Let $L$ be a regular language. The DFA $A_{\equiv_L}$ is the unique minimal DFA for $L$ up to isomorphism.

Let $A = (Q,\Sigma,\delta,q_0,F)$ be a minimal DFA for $L$. Recall that the equivalence classes of the relation $\sim_A$ correspond to states of $A$. By Lemma 12.1, $\sim_A$ refines $\equiv_L$ and therefore, the index of $\sim_A$ must be at least the index of $\equiv_L$. Since we assumed $A$ was minimal, this means that $A$ has exactly as many states as $A_{\equiv_L}$.

Now, we need to show that there is a correspondence between states of $A$ and states of $A_{\equiv_L}$. Let $q \in Q$. Then $q$ must be reachable from the initial state $q_0$, since otherwise, we can remove it.
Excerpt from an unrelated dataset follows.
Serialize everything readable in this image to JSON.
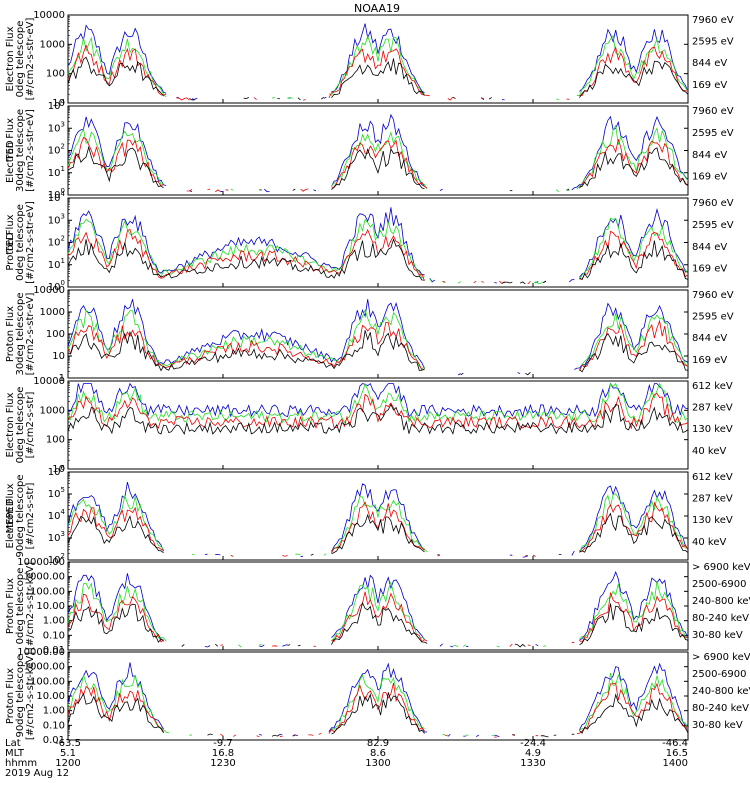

This means there exists a word $w \in \Sigma^*$ such that $\delta(q_0,w) = q$. Then $q$ corresponds to the equivalence class for $[w]$.

Assuming it's computable, the existence of a minimal DFA and the fact that a regular language has a unique minimal DFA gives us a way to test whether two DFAs or NFAs or regular expressions correspond to the same language: just turn the two objects into a minimal DFA and if they're the same, then they accept the same language.

Luckily, the minimal DFA can be computed, and even better is that it is efficiently computable. Kozen gives an algorithm in Section 14 of the textbook which runs in roughly $O(|\Sigma|n^3)$ time for a DFA with $n$ states. The algorithm with the best worst-case time complexity is Hopcroft's partition refinement algorithm (due to Hopcroft in 1971) which has $O(n \log n)$ time complexity.